Abstract:
Nowadays, a large amount of digital data is generated from everywhere, every
second of the day. One of the challenges is the volume of generated data with high
dimensionality. Most of traditional machine learning algorithms are not good in training
time and classification result to find hidden insights from these high dimensional data.
Backpropagation Neural Network, one of the most popular Artificial Neural Networks,
is widely used in many classification applications. To reduce the data dimension,
feature selection is needed to consider. MapReduce is a software framework for writing
applications which are run on Hadoop that supports rapid computation and processing
of Big Data.
First, the data preprocessing is performed by substituting missing values. And
then, the dimension of data is reduced using Chi-square feature selection method. After
that, Backpropagation Neural Network with MapReduce paradigm is used for
classification. For this MapReduce-based Neural Network classifier, it is constructed
using one and two hidden layers. The outputs of the proposed system are the
performance measures which involve the training time, accuracy and number of
selected features. The experiments have made with feature selection and without feature
selection. Then, the results are compared with the results obtained from WEKA tool
and Conventional Backpropagation Neural Network. Six different datasets (Thyroid
Disease Diagnosis, Diabetics Diagnosis, Insurance Classification, Intrusion Detection,
Customer Churn Prediction and Human Activity Recognition) are used as case study.
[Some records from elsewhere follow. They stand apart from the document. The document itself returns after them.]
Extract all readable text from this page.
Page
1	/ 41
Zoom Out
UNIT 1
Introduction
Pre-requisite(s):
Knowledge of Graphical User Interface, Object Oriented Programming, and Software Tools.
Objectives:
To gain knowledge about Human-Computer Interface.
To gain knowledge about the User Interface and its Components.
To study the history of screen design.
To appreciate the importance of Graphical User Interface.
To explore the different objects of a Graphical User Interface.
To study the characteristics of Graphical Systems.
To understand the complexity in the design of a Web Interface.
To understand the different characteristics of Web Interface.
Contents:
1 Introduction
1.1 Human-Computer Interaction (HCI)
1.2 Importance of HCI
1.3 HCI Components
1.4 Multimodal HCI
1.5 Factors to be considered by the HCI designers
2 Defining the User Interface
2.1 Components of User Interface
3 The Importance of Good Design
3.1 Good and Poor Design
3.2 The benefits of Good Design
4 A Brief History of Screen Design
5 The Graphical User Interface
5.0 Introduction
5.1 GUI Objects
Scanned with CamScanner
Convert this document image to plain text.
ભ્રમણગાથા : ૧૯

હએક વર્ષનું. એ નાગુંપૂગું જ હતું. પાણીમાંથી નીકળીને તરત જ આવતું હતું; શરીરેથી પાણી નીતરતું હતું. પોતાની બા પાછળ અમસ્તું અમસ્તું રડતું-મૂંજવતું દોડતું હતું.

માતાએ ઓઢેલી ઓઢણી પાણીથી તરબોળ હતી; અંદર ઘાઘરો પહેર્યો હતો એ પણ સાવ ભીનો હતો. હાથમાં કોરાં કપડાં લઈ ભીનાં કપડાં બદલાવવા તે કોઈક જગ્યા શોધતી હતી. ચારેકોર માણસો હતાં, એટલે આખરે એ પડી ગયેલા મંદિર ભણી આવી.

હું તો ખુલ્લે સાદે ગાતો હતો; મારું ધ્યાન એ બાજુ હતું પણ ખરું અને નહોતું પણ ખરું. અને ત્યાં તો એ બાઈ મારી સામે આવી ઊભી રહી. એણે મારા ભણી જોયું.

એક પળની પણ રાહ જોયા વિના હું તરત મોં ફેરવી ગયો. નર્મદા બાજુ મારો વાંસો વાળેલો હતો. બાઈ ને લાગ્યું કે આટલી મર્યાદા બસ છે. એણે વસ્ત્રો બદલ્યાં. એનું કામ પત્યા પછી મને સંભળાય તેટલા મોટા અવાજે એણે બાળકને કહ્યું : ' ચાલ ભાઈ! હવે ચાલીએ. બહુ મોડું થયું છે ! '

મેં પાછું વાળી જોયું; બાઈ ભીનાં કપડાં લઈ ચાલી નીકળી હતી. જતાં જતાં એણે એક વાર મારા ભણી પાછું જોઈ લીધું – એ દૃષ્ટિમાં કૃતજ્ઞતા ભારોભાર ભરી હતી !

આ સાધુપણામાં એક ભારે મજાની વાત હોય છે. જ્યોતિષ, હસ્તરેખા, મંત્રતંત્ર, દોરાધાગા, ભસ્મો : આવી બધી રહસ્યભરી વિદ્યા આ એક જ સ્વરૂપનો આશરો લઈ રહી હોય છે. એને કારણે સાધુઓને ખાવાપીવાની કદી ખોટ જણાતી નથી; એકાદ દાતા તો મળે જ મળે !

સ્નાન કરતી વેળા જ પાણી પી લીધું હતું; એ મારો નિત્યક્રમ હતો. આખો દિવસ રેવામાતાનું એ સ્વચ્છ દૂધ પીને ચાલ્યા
Based on the experimental results, the MapReduce-based Neural Network algorithm
gives the superior efficiency in training time faster than the WEKA tool in large dataset.
And it is also found that feature selection can retain a suitably accuracy in representing
the original features by selection a minimal feature subset from a problem domain. The
proposed system is implemented by Java programming language on Linux platform.